Let's extract features using the CountVectorizer from scikit-learn ?
from sklearn.feature_extraction.text import CountVectorizer
from sklearn.preprocessing import LabelEncoder
# Initialize the CountVectorizer
vectorizer = CountVectorizer()
# Extract features from the processed text
features = vectorizer.fit_transform(df['processed_text'])
# Convert labels to binary (0 for ham, 1 for spam)
label_encoder = LabelEncoder()
labels = label_encoder.fit_transform(df['label'])
print("Feature shape:", features.shape)
print("Labels:", labels)
print("Label mapping:", dict(zip(label_encoder.classes_, range(len(label_encoder.classes_)))))
Feature shape: (5, 22)
Labels: [0 1 0 1 0]
Label mapping: {'ham': 0, 'spam': 1}
Step 4: Model Training
Now we'll build and train our TensorFlow model. We'll use Keras, TensorFlow's high-level API, to create a sequential neural network model ?
import tensorflow as tf
from sklearn.model_selection import train_test_split
import numpy as np
# Convert features to dense array
X = features.toarray()
y = labels
# Split the data
X_train, X_test, y_train, y_test = train_test_split(X, y, test_size=0.2, random_state=42)
# Build the model
model = tf.keras.Sequential([
tf.keras.layers.Dense(64, activation='relu', input_shape=(X.shape[1],)),
tf.keras.layers.Dropout(0.3),
tf.keras.layers.Dense(32, activation='relu'),
tf.keras.layers.Dense(1, activation='sigmoid')
])
# Compile the model
model.compile(optimizer='adam',
loss='binary_crossentropy',
metrics=['accuracy'])
# Train the model
history = model.fit(X_train, y_train,
epochs=50,
batch_size=2,
validation_split=0.2,
verbose=0)
print("Model training completed!")
print("Final training accuracy:", history.history['accuracy'][-1])
Model training completed! Final training accuracy: 1.0
Step 5: Model Evaluation
After training, we need to evaluate our model's performance using the test set. This helps us understand how well the model generalizes to unseen data ?
# Evaluate the model
test_loss, test_accuracy = model.evaluate(X_test, y_test, verbose=0)
# Make predictions
y_pred = model.predict(X_test)
y_pred_binary = (y_pred > 0.5).astype(int)
print("Test Accuracy:", test_accuracy)
print("Test Loss:", test_loss)
print("Predictions:", y_pred_binary.flatten())
print("Actual labels:", y_test)
Test Accuracy: 1.0 Test Loss: 0.08955144882202148 Predictions: [1] Actual labels: [1]
Step 6: Making Predictions on New Messages
Once trained, we can use our model to classify new SMS messages as spam or ham ?

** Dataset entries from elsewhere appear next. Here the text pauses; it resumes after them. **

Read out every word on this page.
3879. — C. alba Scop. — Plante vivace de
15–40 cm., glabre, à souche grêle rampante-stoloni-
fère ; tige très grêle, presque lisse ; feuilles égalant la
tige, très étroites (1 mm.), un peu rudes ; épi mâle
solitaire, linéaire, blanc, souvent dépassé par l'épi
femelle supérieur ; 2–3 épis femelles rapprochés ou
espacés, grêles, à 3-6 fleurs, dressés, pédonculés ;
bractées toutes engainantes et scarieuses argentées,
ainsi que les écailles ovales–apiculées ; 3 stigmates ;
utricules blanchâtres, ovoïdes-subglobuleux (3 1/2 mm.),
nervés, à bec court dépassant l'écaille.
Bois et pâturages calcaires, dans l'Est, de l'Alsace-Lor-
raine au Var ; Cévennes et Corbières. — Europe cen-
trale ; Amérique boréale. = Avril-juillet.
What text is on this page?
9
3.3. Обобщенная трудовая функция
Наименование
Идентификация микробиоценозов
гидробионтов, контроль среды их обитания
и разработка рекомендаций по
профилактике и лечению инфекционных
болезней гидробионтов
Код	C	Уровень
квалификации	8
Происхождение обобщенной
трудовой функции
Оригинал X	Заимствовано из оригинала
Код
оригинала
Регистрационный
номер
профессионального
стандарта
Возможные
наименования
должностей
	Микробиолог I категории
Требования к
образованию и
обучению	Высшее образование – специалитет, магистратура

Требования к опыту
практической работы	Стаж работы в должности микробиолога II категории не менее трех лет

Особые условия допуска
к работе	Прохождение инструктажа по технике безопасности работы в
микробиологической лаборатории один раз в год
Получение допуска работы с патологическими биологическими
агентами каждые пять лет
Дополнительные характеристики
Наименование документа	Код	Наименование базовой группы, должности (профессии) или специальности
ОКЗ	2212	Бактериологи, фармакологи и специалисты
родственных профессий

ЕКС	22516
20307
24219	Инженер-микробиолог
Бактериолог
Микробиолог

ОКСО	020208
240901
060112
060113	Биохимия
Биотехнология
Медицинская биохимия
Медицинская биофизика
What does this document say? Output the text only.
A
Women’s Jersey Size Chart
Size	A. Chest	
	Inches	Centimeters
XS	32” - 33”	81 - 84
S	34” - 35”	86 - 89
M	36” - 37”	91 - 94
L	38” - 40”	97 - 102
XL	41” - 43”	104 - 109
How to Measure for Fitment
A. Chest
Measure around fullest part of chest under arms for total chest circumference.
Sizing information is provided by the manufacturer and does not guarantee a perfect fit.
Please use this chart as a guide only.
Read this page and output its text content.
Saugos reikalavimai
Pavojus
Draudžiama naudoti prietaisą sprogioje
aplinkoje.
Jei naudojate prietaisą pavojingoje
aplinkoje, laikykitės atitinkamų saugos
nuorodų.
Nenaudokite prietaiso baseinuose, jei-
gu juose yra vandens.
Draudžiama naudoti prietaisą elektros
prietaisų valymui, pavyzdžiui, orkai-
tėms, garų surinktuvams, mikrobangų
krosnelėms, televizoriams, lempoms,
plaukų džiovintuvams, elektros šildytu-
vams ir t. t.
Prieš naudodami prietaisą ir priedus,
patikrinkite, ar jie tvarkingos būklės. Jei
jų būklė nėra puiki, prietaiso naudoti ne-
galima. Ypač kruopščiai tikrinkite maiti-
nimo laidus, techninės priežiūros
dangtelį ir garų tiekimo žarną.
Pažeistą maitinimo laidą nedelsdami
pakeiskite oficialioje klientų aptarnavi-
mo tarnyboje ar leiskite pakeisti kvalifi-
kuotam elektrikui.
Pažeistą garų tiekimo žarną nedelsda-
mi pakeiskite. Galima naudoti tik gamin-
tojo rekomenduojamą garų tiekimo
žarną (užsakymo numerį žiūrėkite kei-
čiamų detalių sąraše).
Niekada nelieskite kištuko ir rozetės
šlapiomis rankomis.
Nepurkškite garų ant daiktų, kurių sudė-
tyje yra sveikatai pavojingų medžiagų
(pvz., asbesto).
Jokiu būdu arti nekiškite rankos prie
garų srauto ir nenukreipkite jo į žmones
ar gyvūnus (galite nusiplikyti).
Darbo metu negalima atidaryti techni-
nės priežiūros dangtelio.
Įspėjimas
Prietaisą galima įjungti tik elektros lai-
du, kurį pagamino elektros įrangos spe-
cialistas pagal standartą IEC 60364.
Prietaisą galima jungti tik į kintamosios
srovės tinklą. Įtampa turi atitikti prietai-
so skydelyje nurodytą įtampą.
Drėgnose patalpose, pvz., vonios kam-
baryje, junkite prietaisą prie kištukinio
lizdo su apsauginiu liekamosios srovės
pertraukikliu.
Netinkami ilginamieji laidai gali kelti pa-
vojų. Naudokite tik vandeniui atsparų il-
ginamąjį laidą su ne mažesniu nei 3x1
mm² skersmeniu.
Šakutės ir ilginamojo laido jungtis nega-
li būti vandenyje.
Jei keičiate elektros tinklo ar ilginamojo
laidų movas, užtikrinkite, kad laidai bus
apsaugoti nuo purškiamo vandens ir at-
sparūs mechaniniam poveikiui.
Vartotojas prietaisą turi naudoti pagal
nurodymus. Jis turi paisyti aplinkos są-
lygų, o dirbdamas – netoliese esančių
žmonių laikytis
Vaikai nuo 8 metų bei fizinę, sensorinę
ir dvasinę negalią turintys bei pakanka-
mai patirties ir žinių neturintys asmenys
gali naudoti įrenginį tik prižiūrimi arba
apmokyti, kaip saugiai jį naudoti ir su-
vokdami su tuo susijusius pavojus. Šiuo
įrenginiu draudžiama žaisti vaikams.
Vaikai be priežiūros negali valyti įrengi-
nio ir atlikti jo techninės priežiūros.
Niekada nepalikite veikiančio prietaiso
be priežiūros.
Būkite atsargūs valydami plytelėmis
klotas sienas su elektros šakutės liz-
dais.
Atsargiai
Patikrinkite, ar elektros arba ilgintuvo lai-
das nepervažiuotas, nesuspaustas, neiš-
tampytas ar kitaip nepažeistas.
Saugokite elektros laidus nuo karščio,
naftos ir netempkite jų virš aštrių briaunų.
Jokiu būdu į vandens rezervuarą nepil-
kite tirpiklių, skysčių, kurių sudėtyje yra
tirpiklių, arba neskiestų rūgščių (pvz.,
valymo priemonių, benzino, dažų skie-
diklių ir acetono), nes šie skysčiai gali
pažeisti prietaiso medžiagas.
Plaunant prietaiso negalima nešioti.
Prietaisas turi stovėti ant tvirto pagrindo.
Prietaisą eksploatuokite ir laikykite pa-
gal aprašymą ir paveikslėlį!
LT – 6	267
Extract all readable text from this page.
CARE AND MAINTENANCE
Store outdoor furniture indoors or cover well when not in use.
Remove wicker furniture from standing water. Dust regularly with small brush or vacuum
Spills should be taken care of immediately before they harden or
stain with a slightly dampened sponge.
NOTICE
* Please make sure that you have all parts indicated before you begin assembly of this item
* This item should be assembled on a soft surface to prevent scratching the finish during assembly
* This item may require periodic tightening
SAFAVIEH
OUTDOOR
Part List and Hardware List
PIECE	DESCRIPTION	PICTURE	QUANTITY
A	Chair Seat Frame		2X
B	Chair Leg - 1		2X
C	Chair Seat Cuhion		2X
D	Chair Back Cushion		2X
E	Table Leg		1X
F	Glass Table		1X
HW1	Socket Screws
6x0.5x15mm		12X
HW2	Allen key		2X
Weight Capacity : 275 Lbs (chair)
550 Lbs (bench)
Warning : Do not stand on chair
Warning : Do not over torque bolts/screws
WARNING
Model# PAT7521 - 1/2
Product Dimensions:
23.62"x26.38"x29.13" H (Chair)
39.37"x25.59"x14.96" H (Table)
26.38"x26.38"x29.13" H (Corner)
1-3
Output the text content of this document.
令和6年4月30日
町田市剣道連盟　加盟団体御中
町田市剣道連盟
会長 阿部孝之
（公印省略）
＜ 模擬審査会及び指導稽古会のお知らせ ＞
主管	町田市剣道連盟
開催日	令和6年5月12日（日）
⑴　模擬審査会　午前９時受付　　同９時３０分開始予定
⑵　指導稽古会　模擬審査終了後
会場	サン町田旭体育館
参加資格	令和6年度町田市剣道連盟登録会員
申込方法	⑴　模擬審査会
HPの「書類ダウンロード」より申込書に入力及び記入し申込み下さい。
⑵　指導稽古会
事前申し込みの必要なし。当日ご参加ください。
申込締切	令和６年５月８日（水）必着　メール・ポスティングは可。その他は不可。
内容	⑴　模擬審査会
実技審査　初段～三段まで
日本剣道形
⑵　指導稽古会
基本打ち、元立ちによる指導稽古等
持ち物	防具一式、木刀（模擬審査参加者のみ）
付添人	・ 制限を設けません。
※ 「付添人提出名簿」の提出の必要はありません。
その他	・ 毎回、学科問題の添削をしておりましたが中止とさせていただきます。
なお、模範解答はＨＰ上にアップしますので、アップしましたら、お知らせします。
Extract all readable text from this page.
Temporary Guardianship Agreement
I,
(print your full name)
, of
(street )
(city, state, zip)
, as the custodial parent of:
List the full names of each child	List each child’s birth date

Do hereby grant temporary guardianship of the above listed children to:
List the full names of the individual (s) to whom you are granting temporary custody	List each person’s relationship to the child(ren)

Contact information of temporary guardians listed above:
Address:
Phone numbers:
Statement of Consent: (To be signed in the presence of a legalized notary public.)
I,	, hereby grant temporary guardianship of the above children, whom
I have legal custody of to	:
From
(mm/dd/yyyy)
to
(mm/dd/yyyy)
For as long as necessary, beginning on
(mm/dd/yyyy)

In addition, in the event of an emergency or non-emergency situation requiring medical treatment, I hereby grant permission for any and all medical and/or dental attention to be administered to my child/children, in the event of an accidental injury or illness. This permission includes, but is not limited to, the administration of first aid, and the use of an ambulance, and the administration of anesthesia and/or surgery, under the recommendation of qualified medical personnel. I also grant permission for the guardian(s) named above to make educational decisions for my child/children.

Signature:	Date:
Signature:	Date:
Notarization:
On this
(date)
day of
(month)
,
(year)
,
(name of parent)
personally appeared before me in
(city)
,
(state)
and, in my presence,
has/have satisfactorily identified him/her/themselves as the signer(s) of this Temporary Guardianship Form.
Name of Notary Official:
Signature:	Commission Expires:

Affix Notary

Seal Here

def predict_spam(message):
# Preprocess the message
processed_msg = preprocess_text(message)
# Transform using the same vectorizer
msg_vector = vectorizer.transform([processed_msg]).toarray()
# Make prediction
prediction = model.predict(msg_vector)[0][0]
# Convert to label
if prediction > 0.5:
return "SPAM", prediction
else:
return "HAM", prediction
# Test with new messages
test_messages = [
"Congratulations! You've won a free iPhone!",
"Hey, want to grab lunch today?",
"URGENT: Click this link to claim your prize!"
]
for msg in test_messages:
result, confidence = predict_spam(msg)
print(f"Message: '{msg}'")
print(f"Classification: {result} (confidence: {confidence:.3f})")
print("-" * 50)
Message: 'Congratulations! You've won a free iPhone!' Classification: HAM (confidence: 0.494) -------------------------------------------------- Message: 'Hey, want to grab lunch today?' Classification: HAM (confidence: 0.493) -------------------------------------------------- Message: 'URGENT: Click this link to claim your prize!' Classification: SPAM (confidence: 0.501) --------------------------------------------------
Model Performance Summary
| Metric | Value | Description |
|---|---|---|
| Training Accuracy | 100% | Perfect fit on training data |
| Test Accuracy | 100% | Perfect generalization (small dataset) |
| Model Size | 3 layers | Simple neural network |
Conclusion
SMS spam detection using TensorFlow in Python offers a powerful solution to combat unwanted text messages. By preprocessing text data, extracting meaningful features, and training a neural network, we can build an effective classification system. While this example uses a small dataset for demonstration, the same principles apply to larger, real-world datasets for production-ready spam detection systems.